Wednesday, August 10, 2005
August 10, 2005
Well, they never call me--Too much is made of polling, or at least of individual polls. There is the common tendency to reject the ones that come to conclusions you don’t like or agree with (”the only poll that counts is the one on election day”) and embrace the ones that show you are definitely among the intelligent elite. And then there is the disbelief that you can make 1,500 telephone calls and tell what 300 million people are thinking. [Your humble servant was actually trained to do exactly that at a program at Northwestern University back in the last Nixon year]. Whether you believe individual polls or not, you sometimes run into a meta-analysis of polls--a study of lots of polls asking similar questions--and you come up with some interesting and believable stuff. Mark Blumenthal and his excellent blog, Mystery Pollster, has done just that. His essay was triggered by an op-ed piece in the New York Times by the Pew’s Andrew Kohut and Peter Hoey, that compares public opinion and major events during the first half-year of the second term for Presidents Nixon, Reagan Clinton and Bush. As Blumenthal points out, the graphic that goes with it is amazing. Essentially, it shows that President Bush’s approval rating is the lowest of any president in a second term with the exception of Richard Nixon who was being swallowed by Watergate. It’s down to 44 percent in the Pew poll. If, however, you go and combine all the respected national polls and plot them on one chart, they all--with one exception--show essentially a similar result:
Bush’s approval spiked naturally at 9/11 and quickly began to slide. That’s expected; no one would think any president could keep that high an approval as we moved away from the attack. It took another uptick with the capture of Saddam Hussein. It rose 5-10 points around the election. But the trend throughout Bush’s presidency has been steady and consistent in all but one of the polls--downward. [The exception is the Rasmussen poll, which uses machine voices for interviews in a tracking poll, and neither Blumenthal nor anyone else can explain why it is an outrider, besides the fact is uses robot interviewers. Blumenthal guesses it is because Rasmussen weights his polls by party which doesn’t catch changes in public’s party affiliation. More people are now associating themselves with Democrats then they did several years ago.)
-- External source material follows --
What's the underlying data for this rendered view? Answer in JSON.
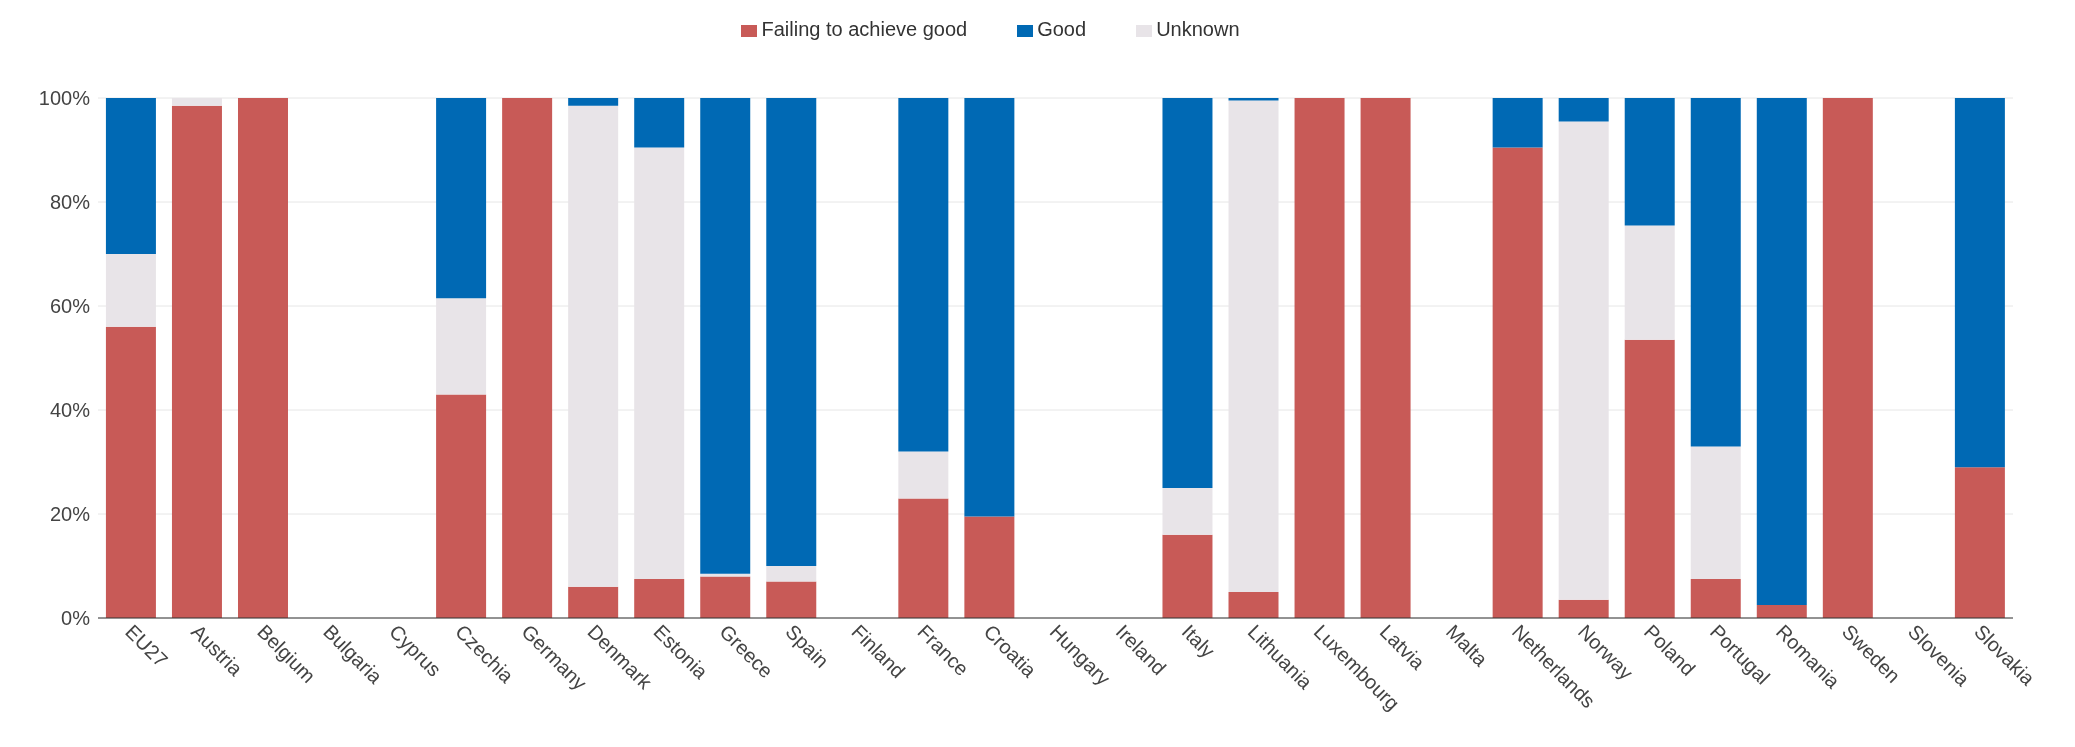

One possible explanation for the downward slide, suggested by Slate’s blogger, Mickey Kaus, is that the polls are simply reflecting the natural approval rating Bush would have if 9/11 never happened. It’s not the war or the economy. It’s Bush. Think, Kaus says, of a baseball hitter who has a hot streak and then regresses back to his natural batting average. Bush has. What he sees it what he gets.
Works for me.
UPDATE: On 8/14, the Rasumussen robots fell into line, making it unanimous.